Context: MongoDB’s public schema design guidance uses product catalogs as a natural fit for document modeling because products in different categories can carry different attribute sets. The documented pattern is flexible representation for heterogeneous entities, not abandoning data ownership. See MongoDB’s data modeling guidance: https://www.mongodb.com/docs/manual/data-modeling/
Action: Use document modeling for product attributes when category diversity is the main source of change. Keep cross-product invariants explicit: identifiers, references, lifecycle state, and integration contracts should remain stable and validated.
Result: Attribute-heavy catalogs avoid brittle table explosions, but downstream systems still receive predictable contracts.
Learning: Document flexibility pays off when the business changes shape faster than the core identity model changes.
Where It Breaks
| Architecture choice | Works well when | Breaks when | Failure mode |
|---|---|---|---|
| Relational only | Catalog shape is stable and invariants dominate | Category attributes change constantly | EAV tables, nullable sprawl, slow schema evolution |
| Document only | Products are heterogeneous and mostly read as whole objects | Checkout correctness depends on embedded mutable fields | Conflicting truth across services |
| Search index only | The problem is discovery and ranking | The index becomes authoritative | Orders use stale or denormalized data |
| Relational plus document | Core identity is stable but attributes vary | JSON fields are unvalidated | Flexible fields become hidden contracts |
| Relational plus document plus search | Multiple workloads need different read shapes | Eventing and rebuild paths are weak | Index drift, stale projections, unclear ownership |
The combined model has real cost. You now own propagation, idempotency, rebuilds, schema versioning, and observability across stores. The win is not simplicity of implementation. The win is operational clarity.

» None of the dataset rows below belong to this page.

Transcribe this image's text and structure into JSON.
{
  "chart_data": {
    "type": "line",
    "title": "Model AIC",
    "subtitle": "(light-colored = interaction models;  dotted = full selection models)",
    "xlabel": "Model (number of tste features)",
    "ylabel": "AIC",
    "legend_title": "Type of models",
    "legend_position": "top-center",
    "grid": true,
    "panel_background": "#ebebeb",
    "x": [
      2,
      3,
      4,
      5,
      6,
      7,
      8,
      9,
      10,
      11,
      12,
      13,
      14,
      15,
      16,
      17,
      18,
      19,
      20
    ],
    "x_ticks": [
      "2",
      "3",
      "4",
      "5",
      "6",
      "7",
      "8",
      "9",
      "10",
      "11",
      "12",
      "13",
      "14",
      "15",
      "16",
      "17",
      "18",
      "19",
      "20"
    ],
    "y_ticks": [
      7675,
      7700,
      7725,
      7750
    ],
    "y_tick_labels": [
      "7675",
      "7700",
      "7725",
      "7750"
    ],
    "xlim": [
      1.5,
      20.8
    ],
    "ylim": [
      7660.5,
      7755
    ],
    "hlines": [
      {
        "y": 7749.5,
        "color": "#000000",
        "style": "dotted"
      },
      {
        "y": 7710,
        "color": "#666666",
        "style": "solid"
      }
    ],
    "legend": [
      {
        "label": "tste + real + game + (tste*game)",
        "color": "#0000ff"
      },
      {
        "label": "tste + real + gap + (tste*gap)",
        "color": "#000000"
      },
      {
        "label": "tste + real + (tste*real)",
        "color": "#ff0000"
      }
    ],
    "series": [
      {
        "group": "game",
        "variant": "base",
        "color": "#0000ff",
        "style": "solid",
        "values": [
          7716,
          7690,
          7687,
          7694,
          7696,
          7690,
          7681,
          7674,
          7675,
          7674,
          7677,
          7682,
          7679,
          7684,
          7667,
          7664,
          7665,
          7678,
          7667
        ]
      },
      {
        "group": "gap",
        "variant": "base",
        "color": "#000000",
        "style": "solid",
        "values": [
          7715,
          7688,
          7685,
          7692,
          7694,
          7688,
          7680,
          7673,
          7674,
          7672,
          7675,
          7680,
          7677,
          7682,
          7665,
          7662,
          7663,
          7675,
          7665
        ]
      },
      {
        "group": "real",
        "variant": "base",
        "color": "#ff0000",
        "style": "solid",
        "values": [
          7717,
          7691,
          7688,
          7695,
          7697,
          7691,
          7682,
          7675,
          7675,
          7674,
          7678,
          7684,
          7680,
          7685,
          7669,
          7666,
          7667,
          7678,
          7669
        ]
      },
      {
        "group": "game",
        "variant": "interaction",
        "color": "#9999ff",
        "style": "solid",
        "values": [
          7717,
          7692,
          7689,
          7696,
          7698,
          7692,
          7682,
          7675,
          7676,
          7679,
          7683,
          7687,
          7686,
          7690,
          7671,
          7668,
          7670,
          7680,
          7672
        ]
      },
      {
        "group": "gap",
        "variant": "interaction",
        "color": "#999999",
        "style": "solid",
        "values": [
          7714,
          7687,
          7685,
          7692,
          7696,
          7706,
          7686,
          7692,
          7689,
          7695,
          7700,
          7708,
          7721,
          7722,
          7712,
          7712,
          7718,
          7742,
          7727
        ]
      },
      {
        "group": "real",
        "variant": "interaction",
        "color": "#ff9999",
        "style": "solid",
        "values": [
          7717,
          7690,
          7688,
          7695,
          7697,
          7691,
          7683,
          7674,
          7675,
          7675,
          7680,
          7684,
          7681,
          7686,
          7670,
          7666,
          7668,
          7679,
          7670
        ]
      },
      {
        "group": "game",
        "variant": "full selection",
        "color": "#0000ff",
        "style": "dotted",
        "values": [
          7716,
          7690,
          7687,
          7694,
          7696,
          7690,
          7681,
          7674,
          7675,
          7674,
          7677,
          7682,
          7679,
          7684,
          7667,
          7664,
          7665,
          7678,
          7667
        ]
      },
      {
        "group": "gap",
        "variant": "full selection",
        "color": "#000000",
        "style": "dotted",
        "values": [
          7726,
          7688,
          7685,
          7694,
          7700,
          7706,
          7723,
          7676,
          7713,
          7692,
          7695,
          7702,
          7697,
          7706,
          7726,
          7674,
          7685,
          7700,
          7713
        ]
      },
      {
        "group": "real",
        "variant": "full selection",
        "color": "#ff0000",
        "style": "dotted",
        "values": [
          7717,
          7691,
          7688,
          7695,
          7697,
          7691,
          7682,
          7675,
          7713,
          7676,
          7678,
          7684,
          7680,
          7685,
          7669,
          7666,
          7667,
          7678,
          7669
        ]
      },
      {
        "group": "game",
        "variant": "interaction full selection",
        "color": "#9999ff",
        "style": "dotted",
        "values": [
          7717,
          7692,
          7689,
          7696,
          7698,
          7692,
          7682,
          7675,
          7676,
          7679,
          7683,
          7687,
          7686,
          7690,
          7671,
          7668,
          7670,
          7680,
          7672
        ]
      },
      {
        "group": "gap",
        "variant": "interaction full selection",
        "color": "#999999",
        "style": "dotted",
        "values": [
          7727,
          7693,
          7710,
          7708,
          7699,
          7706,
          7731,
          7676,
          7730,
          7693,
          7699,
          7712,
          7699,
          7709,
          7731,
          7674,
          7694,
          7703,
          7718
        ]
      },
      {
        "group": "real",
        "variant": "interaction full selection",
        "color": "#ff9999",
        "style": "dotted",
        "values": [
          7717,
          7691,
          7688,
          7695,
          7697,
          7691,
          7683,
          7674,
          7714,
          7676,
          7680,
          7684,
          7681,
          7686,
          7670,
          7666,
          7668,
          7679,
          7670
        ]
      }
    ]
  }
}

You should be able to answer these questions during an incident:
- Which store is authoritative for this field?
- Can this projection be rebuilt from upstream state?
- What happens if the search index is ten minutes stale?

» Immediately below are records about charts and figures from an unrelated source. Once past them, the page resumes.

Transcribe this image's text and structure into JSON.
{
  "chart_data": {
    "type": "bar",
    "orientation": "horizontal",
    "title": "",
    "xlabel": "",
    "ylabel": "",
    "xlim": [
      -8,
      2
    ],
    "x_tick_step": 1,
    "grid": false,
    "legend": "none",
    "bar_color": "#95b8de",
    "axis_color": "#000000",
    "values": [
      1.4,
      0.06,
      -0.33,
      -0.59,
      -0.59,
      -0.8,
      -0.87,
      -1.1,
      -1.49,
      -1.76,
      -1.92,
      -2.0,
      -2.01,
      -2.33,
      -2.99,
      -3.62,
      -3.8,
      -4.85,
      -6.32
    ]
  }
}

- Which fields must be revalidated before checkout?
- Which schema changes require backfills?
- Which consumers are pinned to old document versions?

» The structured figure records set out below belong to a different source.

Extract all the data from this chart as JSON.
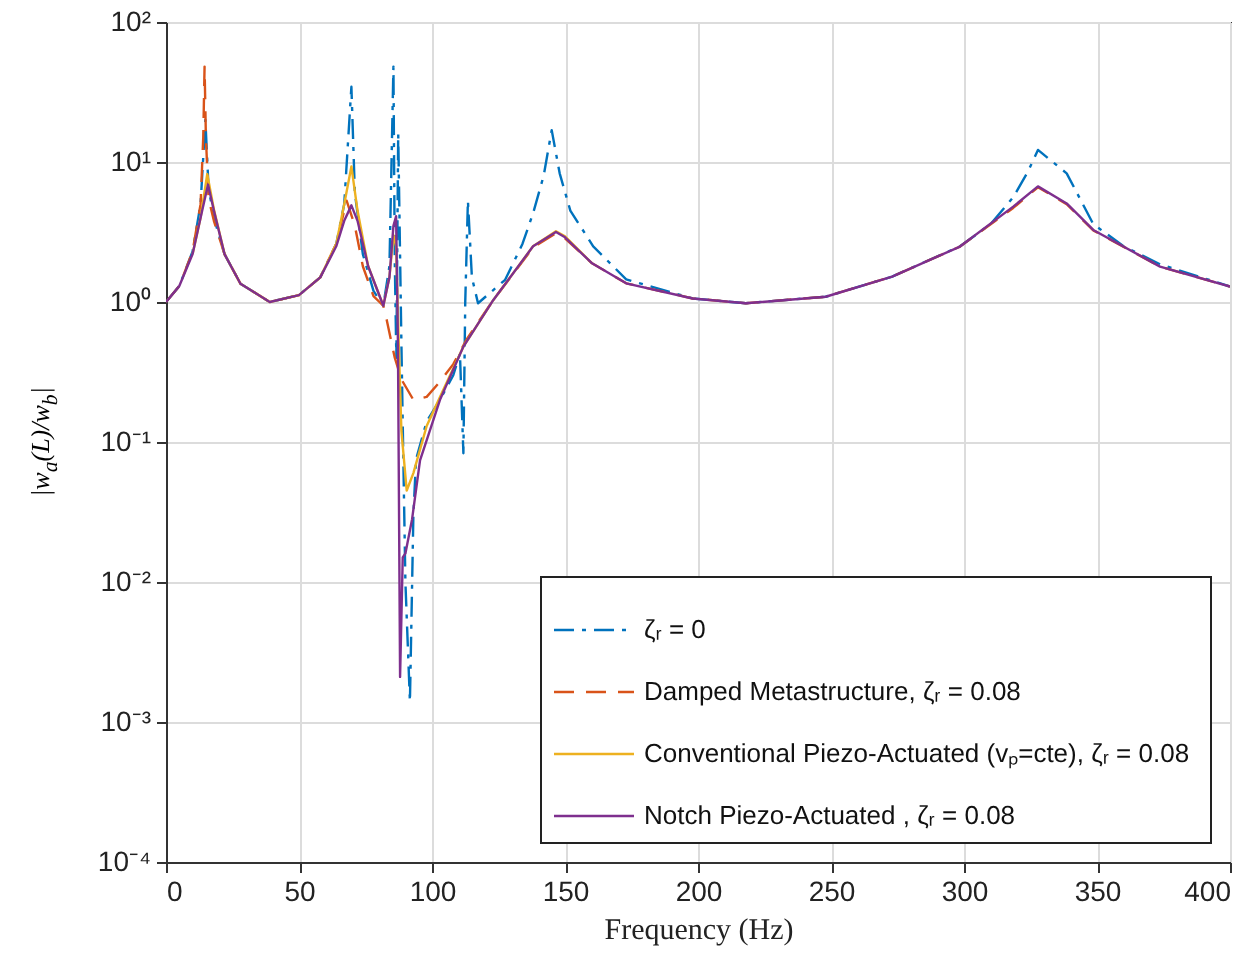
{
  "chart_data": {
    "type": "line",
    "xlabel": "Frequency (Hz)",
    "ylabel": "|w$_{a}$(L)/w$_{b}$|",
    "log": "y",
    "grid": true,
    "legend": "bottom right",
    "xlim": [
      0,
      400
    ],
    "xticks": [
      0,
      50,
      100,
      150,
      200,
      250,
      300,
      350,
      400
    ],
    "ylim": [
      0.0001,
      100
    ],
    "yticks": [
      {
        "value": 0.0001,
        "label": "10⁻⁴"
      },
      {
        "value": 0.001,
        "label": "10⁻³"
      },
      {
        "value": 0.01,
        "label": "10⁻²"
      },
      {
        "value": 0.1,
        "label": "10⁻¹"
      },
      {
        "value": 1,
        "label": "10⁰"
      },
      {
        "value": 10,
        "label": "10¹"
      },
      {
        "value": 100,
        "label": "10²"
      }
    ],
    "series": [
      {
        "name": "ζᵣ = 0",
        "color": "#0072bd",
        "line_style": "dashdot",
        "x": [
          0,
          5,
          10,
          13,
          14.8,
          16,
          18,
          22,
          28,
          39,
          50,
          58,
          64,
          67,
          69.7,
          71,
          74,
          78,
          81.7,
          84,
          85.5,
          86,
          86.6,
          87.3,
          88.5,
          90,
          91.7,
          93,
          94,
          98,
          103,
          108,
          110.5,
          111.8,
          112.5,
          113.5,
          115,
          117.3,
          127.5,
          134,
          138,
          142,
          145,
          148,
          152,
          160.6,
          173,
          198,
          218,
          248,
          273,
          298.5,
          310,
          318.5,
          324,
          327.8,
          332,
          338.6,
          348.6,
          360,
          373.7,
          400
        ],
        "values": [
          1,
          1.3,
          2.3,
          5,
          20,
          6.5,
          4,
          2.2,
          1.35,
          1,
          1.12,
          1.5,
          2.6,
          5,
          34.5,
          6,
          2.2,
          1.2,
          0.94,
          1.8,
          48,
          2,
          0.4,
          16,
          0.5,
          0.01,
          0.0014,
          0.03,
          0.075,
          0.14,
          0.2,
          0.3,
          0.43,
          0.083,
          1,
          5.3,
          1.5,
          0.98,
          1.44,
          2.6,
          4.3,
          8,
          16.9,
          8.3,
          4.5,
          2.5,
          1.45,
          1.06,
          0.98,
          1.09,
          1.52,
          2.5,
          3.6,
          5.6,
          8.5,
          12.2,
          10.5,
          8.3,
          3.6,
          2.5,
          1.86,
          1.29
        ]
      },
      {
        "name": "Damped Metastructure,  ζᵣ = 0.08",
        "color": "#d95319",
        "line_style": "dashed",
        "x": [
          0,
          5,
          10,
          13,
          14,
          14.5,
          15,
          16,
          18,
          22,
          28,
          39,
          50,
          58,
          64,
          67.9,
          71,
          74,
          78,
          81.7,
          83,
          86,
          88.5,
          93,
          98,
          103,
          108,
          113,
          123,
          138,
          146.6,
          150,
          160,
          173,
          198,
          218,
          248,
          273,
          298.5,
          318.5,
          327.8,
          338.6,
          348.6,
          373.7,
          400
        ],
        "values": [
          1,
          1.3,
          2.3,
          5,
          15,
          48,
          15,
          5.5,
          3.8,
          2.2,
          1.35,
          1,
          1.12,
          1.5,
          2.6,
          5.3,
          3.5,
          1.8,
          1.1,
          0.94,
          0.74,
          0.4,
          0.28,
          0.2,
          0.21,
          0.27,
          0.36,
          0.54,
          1.03,
          2.45,
          3.1,
          2.85,
          1.9,
          1.36,
          1.06,
          0.98,
          1.09,
          1.52,
          2.49,
          4.7,
          6.6,
          5,
          3.25,
          1.79,
          1.29
        ]
      },
      {
        "name": "Conventional Piezo-Actuated (vₚ=cte),  ζᵣ = 0.08",
        "color": "#edb120",
        "line_style": "solid",
        "x": [
          10,
          13,
          15.5,
          18,
          22,
          28,
          39,
          50,
          58,
          64,
          67,
          69.7,
          72,
          76,
          81.7,
          84,
          85.5,
          86.5,
          87.5,
          88.5,
          90.5,
          93,
          98,
          103,
          111.8,
          123,
          138,
          146.6,
          150,
          160
        ],
        "values": [
          2.2,
          4,
          8.2,
          4.6,
          2.2,
          1.35,
          1,
          1.12,
          1.5,
          2.6,
          5,
          9.3,
          4.5,
          1.8,
          0.94,
          1.5,
          3,
          2.5,
          0.5,
          0.12,
          0.045,
          0.06,
          0.13,
          0.21,
          0.48,
          1.03,
          2.5,
          3.2,
          2.95,
          1.9
        ]
      },
      {
        "name": "Notch Piezo-Actuated , ζᵣ = 0.08",
        "color": "#7e2f8e",
        "line_style": "solid",
        "x": [
          0,
          5,
          10,
          13,
          15.8,
          18,
          22,
          28,
          39,
          50,
          58,
          64,
          67,
          69.7,
          72,
          76,
          81.7,
          84,
          85.5,
          86.5,
          87.2,
          88,
          89,
          90,
          92.5,
          95.5,
          103,
          111.8,
          123,
          138,
          146.6,
          150,
          160,
          173,
          198,
          218,
          248,
          273,
          298.5,
          318.5,
          327.8,
          338.6,
          348.6,
          373.7,
          400
        ],
        "values": [
          1,
          1.3,
          2.2,
          4,
          6.9,
          4.5,
          2.2,
          1.35,
          1,
          1.12,
          1.5,
          2.5,
          3.8,
          4.9,
          3.8,
          1.8,
          0.94,
          1.5,
          3.5,
          4.1,
          0.5,
          0.0021,
          0.015,
          0.016,
          0.028,
          0.074,
          0.2,
          0.48,
          1.03,
          2.5,
          3.16,
          2.9,
          1.9,
          1.36,
          1.06,
          0.98,
          1.09,
          1.52,
          2.49,
          4.8,
          6.7,
          5.06,
          3.27,
          1.79,
          1.29
        ]
      }
    ]
  }
}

If those answers are unclear, adding more databases will amplify the failure rather than contain it.
What to Do Next
- Problem: Your catalog probably contains multiple workloads hidden behind one noun: product.
- Solution: Separate the relational core, flexible attribute model, and search projection by ownership and failure behavior.
- Proof: Use relational constraints for invariants, governed documents for heterogeneous attributes, and rebuildable indexes for discovery.
- Action: Audit the top twenty catalog fields by authority, freshness requirement, write owner, read path, and rebuild strategy before changing the storage engine.